I keep a file of ideas for blog posts. Many of the ideas have been in the file for years. Clearly I’m not likely to ever get around to writing them up! So, in the spirit of The Prehistory of the Far Side, in which cartoonist Gary Larson shared a bunch of sketches that he never developed into published cartoons, here are some ideas from my file.
As with Gary Larson’s sketches, you will probably think that some of these ideas would’ve made great posts. And that some would’ve made bad posts. And that others would’ve made…strange posts. Whatever your opinion of each of these ideas: I agree with it. 🙂
Also, you should see the ideas I didn’t include in this post! On second thought, actually you shouldn’t. Which is why I didn’t include them. 🙂
The ideas are written as notes to myself, which is why they may read a bit oddly to you.
- How are ecology papers discussed on Twitter? Is it mostly people, and bots, and journals, just tweeting announcements or summaries of their own papers? See https://www.ncbi.nlm.nih.gov/pmc/articles/PMC5570264/ for a study of this in the context of dentistry papers. If most of the activity is just people/journals tweeting their own stuff, is that a problem? If it is, is there anything that could be done about it?
- In a past poll on this blog, “distributed experiments” stand out as a research approach that many ecologists would like to adopt, and would like to see other ecologists adopt, even though few ecologists currently use the approach themselves. Why aren’t there more distributed experiments, and more ecologists participating in distributed experiments, if everyone thinks they’re so great? Is this a sort of “market failure”–a lot of “unmet demand” for distributed experiments?
- How frequently do leading ecology journals publish comments? Has the frequency declined or increased over time? Could do a full text search on JSTOR to get at this.

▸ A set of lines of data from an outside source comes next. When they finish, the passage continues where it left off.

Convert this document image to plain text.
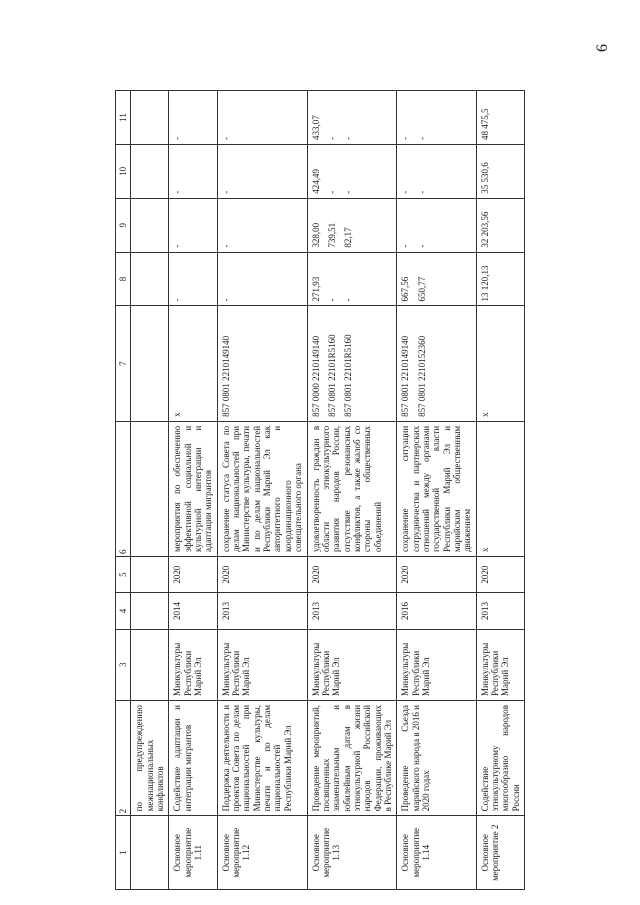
6
1	2	3	4	5	6	7	8	9	10	11
	по предупреждению межнациональных конфликтов									
Основное мероприятие 1.11	Содействие адаптации и интеграции мигрантов	Минкультуры Республики Марий Эл	2014	2020	мероприятия по обеспечению эффективной социальной и культурной интеграции и адаптации мигрантов	x	-	-	-	-

Основное мероприятие 1.12	Поддержка деятельности и проектов Совета по делам национальностей при Министерстве культуры, печати и по делам национальностей Республики Марий Эл	Минкультуры Республики Марий Эл	2013	2020	сохранение статуса Совета по делам национальностей при Министерстве культуры, печати и по делам национальностей Республики Марий Эл как авторитетного и координационного совещательного органа	857 0801 2210149140	-	-	-	-

Основное мероприятие 1.13	Проведение мероприятий, посвященных знаменательным и юбилейным датам в этнокультурной жизни народов Российской Федерации, проживающих в Республике Марий Эл	Минкультуры Республики Марий Эл	2013	2020	удовлетворенность граждан в области этнокультурного развития народов России, отсутствие резонансных конфликтов, а также жалоб со стороны общественных объединений	857 0000 2210149140 857 0801 22101R5160 857 0801 22101R5160	271,93 - -	328,00 739,51 82,17	424,49 - -	433,07 - -

Основное мероприятие 1.14	Проведение Съезда марийского народа в 2016 и 2020 годах	Минкультуры Республики Марий Эл	2016	2020	сохранение ситуации сотрудничества и партнерских отношений между органами государственной власти Республики Марий Эл и марийским общественным движением	857 0801 2210149140 857 0801 2210152360	667,56 650,77	- -	- -	- -

Основное мероприятие 2	Содействие этнокультурному многообразию народов России	Минкультуры Республики Марий Эл	2013	2020	x	x	13 120,13	32 203,56	35 530,6	48 475,5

- What common practices from other fields should EEB adopt? Example from philosophy (which may be specific to our philosophy dept rather than the field as a whole): the practice of taking a 5 min. break after a seminar to allow audience members time to think of better questions.
- Compare ecology vs. evolution papers in terms of (i) the covariates used in their meta-analyses, and (ii) whether the hypotheses tested in their papers derive from mathematical theory. My vague anecdotal sense is that evolution research papers and meta-analyses tend to be grounded in mathematical theory much more often than ecology research papers and meta-analyses are. But is that right?

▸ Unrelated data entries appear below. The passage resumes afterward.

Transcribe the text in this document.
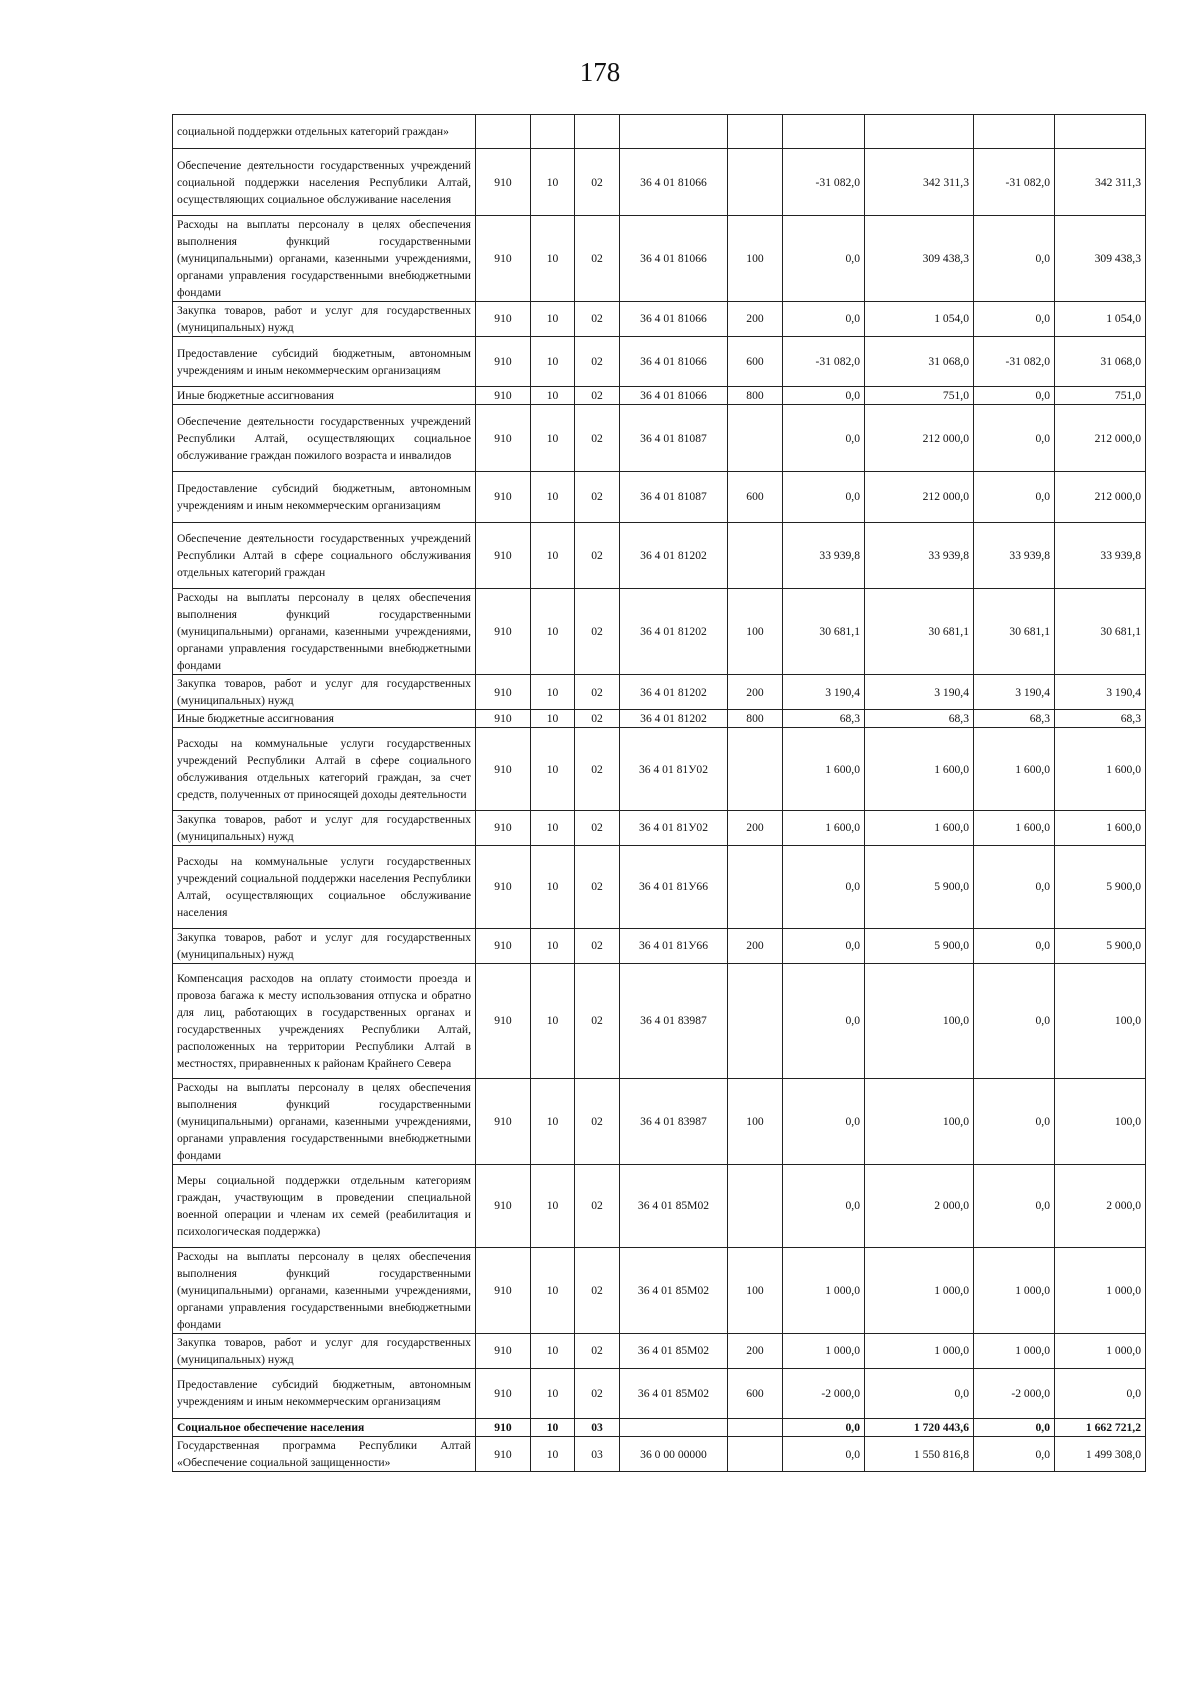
178
социальной поддержки отдельных категорий граждан»									
Обеспечение деятельности государственных учреждений социальной поддержки населения Республики Алтай, осуществляющих социальное обслуживание населения	910	10	02	36 4 01 81066		-31 082,0	342 311,3	-31 082,0	342 311,3
Расходы на выплаты персоналу в целях обеспечения выполнения функций государственными (муниципальными) органами, казенными учреждениями, органами управления государственными внебюджетными фондами	910	10	02	36 4 01 81066	100	0,0	309 438,3	0,0	309 438,3
Закупка товаров, работ и услуг для государственных (муниципальных) нужд	910	10	02	36 4 01 81066	200	0,0	1 054,0	0,0	1 054,0
Предоставление субсидий бюджетным, автономным учреждениям и иным некоммерческим организациям	910	10	02	36 4 01 81066	600	-31 082,0	31 068,0	-31 082,0	31 068,0
Иные бюджетные ассигнования	910	10	02	36 4 01 81066	800	0,0	751,0	0,0	751,0
Обеспечение деятельности государственных учреждений Республики Алтай, осуществляющих социальное обслуживание граждан пожилого возраста и инвалидов	910	10	02	36 4 01 81087		0,0	212 000,0	0,0	212 000,0
Предоставление субсидий бюджетным, автономным учреждениям и иным некоммерческим организациям	910	10	02	36 4 01 81087	600	0,0	212 000,0	0,0	212 000,0
Обеспечение деятельности государственных учреждений Республики Алтай в сфере социального обслуживания отдельных категорий граждан	910	10	02	36 4 01 81202		33 939,8	33 939,8	33 939,8	33 939,8
Расходы на выплаты персоналу в целях обеспечения выполнения функций государственными (муниципальными) органами, казенными учреждениями, органами управления государственными внебюджетными фондами	910	10	02	36 4 01 81202	100	30 681,1	30 681,1	30 681,1	30 681,1
Закупка товаров, работ и услуг для государственных (муниципальных) нужд	910	10	02	36 4 01 81202	200	3 190,4	3 190,4	3 190,4	3 190,4
Иные бюджетные ассигнования	910	10	02	36 4 01 81202	800	68,3	68,3	68,3	68,3
Расходы на коммунальные услуги государственных учреждений Республики Алтай в сфере социального обслуживания отдельных категорий граждан, за счет средств, полученных от приносящей доходы деятельности	910	10	02	36 4 01 81У02		1 600,0	1 600,0	1 600,0	1 600,0
Закупка товаров, работ и услуг для государственных (муниципальных) нужд	910	10	02	36 4 01 81У02	200	1 600,0	1 600,0	1 600,0	1 600,0
Расходы на коммунальные услуги государственных учреждений социальной поддержки населения Республики Алтай, осуществляющих социальное обслуживание населения	910	10	02	36 4 01 81У66		0,0	5 900,0	0,0	5 900,0
Закупка товаров, работ и услуг для государственных (муниципальных) нужд	910	10	02	36 4 01 81У66	200	0,0	5 900,0	0,0	5 900,0
Компенсация расходов на оплату стоимости проезда и провоза багажа к месту использования отпуска и обратно для лиц, работающих в государственных органах и государственных учреждениях Республики Алтай, расположенных на территории Республики Алтай в местностях, приравненных к районам Крайнего Севера	910	10	02	36 4 01 83987		0,0	100,0	0,0	100,0
Расходы на выплаты персоналу в целях обеспечения выполнения функций государственными (муниципальными) органами, казенными учреждениями, органами управления государственными внебюджетными фондами	910	10	02	36 4 01 83987	100	0,0	100,0	0,0	100,0
Меры социальной поддержки отдельным категориям граждан, участвующим в проведении специальной военной операции и членам их семей (реабилитация и психологическая поддержка)	910	10	02	36 4 01 85М02		0,0	2 000,0	0,0	2 000,0
Расходы на выплаты персоналу в целях обеспечения выполнения функций государственными (муниципальными) органами, казенными учреждениями, органами управления государственными внебюджетными фондами	910	10	02	36 4 01 85М02	100	1 000,0	1 000,0	1 000,0	1 000,0
Закупка товаров, работ и услуг для государственных (муниципальных) нужд	910	10	02	36 4 01 85М02	200	1 000,0	1 000,0	1 000,0	1 000,0
Предоставление субсидий бюджетным, автономным учреждениям и иным некоммерческим организациям	910	10	02	36 4 01 85М02	600	-2 000,0	0,0	-2 000,0	0,0
Социальное обеспечение населения	910	10	03			0,0	1 720 443,6	0,0	1 662 721,2
Государственная программа Республики Алтай «Обеспечение социальной защищенности»	910	10	03	36 0 00 00000		0,0	1 550 816,8	0,0	1 499 308,0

- Tally up the topics covered by Nature and Science papers in ecology over the years. Are Nature and Science papers in ecology disproportionately likely to be about trendy bandwagons, compared to what’s published in leading ecology journals? Are they disproportionately likely to involve global data? Etc.
- The process-pattern two-step. Attempts to infer pattern from process in ecology often morph into muddling of pattern and process. Patterns that start out being taken (often incorrectly) as symptoms of some underlying process come to be interpreted as defining that underlying process.
- Why did some of ecology’s big ideas in the 1960s and 70s subsequently develop into productive research programs that panned out, while others ran into dead ends or turned into zombie ideas?
- What circumstances favor optimism over pessimism? Is either ever favored over an accurate assessment of the downside and upside risks? And can one draw analogies between optimism and pessimism in, say, optimal habitat selection under uncertainty, and optimism and pessimism of scientists when choosing what lines of research to pursue? Pretty sure I’ve seen a paper on this in the context of habitat selection.
- Via a remark of Philip Kitcher: John Dewey has a critique of “knowledge for its own sake”; says that research programs seeking it can deteriorate (Reconstruction In Philosophy, p. 164). Should look this up, see if it’d be good post fodder.
- A post on the importance of picking away at things you don’t understand. If something is puzzling to you, it’s probably puzzling to other people. And often, it’s not the case that there’s an answer to the puzzle already out there. Example from my own work: the spatial hydra effect. Example I’m still puzzling over: Hatton et al. 2015.
- As a scientist, under what circumstances should you “follow the crowd”? That is, ask questions or adopt approaches just because those questions/approaches are popular? I think about this in the context of being able to maintain my research program in protist microcosms with graduate students (not just summer undergrads, who are happy to work on whatever I tell them to work on, and who aren’t hard to come by at my university). If few/no grad students want to work on protist microcosms, at least not with me, should I switch to working in a more popular study system?
- What if you modeled the entire scientific peer review system with a model analogous to “noise trading” in financial markets? That is, a pure “Keynesian beauty contest”. No paper’s intrinsically better than any other, on any dimension, Everybody just tries to guess which papers everybody else thinks are the “best.” Stefano Allesina could probably modify his toy models of the peer review system to consider this weird limiting case. In what respects would this case resemble the real world, and in what ways would it not?